An Asian diplomat told IPS that to the best of his knowledge, the bank accounts of most, or all, Western missions were left untouched.

“Why this double standard?” he asked.

Besides China, the countries that led the protest at the G77 meeting included Bolivia (the current G77 chair), Colombia, Argentina, Iran, Kenya, Sudan, Algeria, Zimbabwe, Honduras and Sri Lanka.

Ambassador Palitha Kohona, Sri Lanka’s permanent representative to the United Nations, told IPS there has been a suggestion that the U.N. Secretariat wield its considerable commercial clout by ceasing to deal with banks which have closed the accounts of certain diplomatic missions and diplomats attached to such missions

“The U.N.’s transactions amount to many billions of dollars per year,” he noted. “If the diplomats of member states and their missions are not welcome at these banks, why should the United Nations, which is an organisation of the same member states, continue to deal with them?”

Williams said there is an underlying principle of ‘do as we say, not do as we do’.

Presumably, under the Vienna Conventions, diplomatic bank accounts should have similar protections as other diplomatic communications, but the banks would need assurances from the U.S. authorities to exempt them from the Orwellian scrutiny they subject everybody else to, he added.

“So the missions will now be forced to send cash – tending to suspicions of money laundering.
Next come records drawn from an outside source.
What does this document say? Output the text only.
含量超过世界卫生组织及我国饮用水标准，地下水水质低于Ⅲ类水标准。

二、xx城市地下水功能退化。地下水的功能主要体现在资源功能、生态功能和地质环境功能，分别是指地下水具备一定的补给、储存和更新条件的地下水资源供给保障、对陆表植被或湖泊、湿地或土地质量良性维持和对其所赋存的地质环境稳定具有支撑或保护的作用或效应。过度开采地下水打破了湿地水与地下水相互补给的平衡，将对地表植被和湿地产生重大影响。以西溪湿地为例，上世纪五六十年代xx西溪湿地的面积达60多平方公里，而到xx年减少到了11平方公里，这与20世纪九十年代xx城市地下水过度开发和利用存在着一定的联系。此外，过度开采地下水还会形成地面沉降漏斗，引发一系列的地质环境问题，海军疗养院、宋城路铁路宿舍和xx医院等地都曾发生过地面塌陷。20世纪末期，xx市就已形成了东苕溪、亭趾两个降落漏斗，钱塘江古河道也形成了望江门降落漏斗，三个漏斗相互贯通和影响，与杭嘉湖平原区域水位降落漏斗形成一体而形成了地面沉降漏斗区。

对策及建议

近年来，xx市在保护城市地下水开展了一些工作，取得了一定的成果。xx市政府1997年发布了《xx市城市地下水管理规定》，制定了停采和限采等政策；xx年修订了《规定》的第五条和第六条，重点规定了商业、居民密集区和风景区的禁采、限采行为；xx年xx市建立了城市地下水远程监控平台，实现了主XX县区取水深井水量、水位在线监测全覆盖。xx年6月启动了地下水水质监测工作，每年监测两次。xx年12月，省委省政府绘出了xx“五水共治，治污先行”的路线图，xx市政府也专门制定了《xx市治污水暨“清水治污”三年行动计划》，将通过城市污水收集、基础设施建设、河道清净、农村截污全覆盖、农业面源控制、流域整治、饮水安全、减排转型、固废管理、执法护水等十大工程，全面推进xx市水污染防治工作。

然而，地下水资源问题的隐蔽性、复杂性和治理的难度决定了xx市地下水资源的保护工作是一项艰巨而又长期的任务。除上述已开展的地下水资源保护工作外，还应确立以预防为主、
Indeed, we know some missions have done just that, but U.S. insularity now gives them an excuse for their behavior,” said Williams, U.N. correspondent for the Tribune and author of “U.N. for Beginners”.

Asked for an official response, U.N.’s Deputy Spokesperson Farhan Haq told IPS the secretary-general shares the concerns of the Group of 77, and the U.N. has taken up the issue with the host country and Chase.

“The Secretariat has also initiated discussions with other financial institutions to assist with finding alternative banking arrangements for the affected missions and their staff,” he added.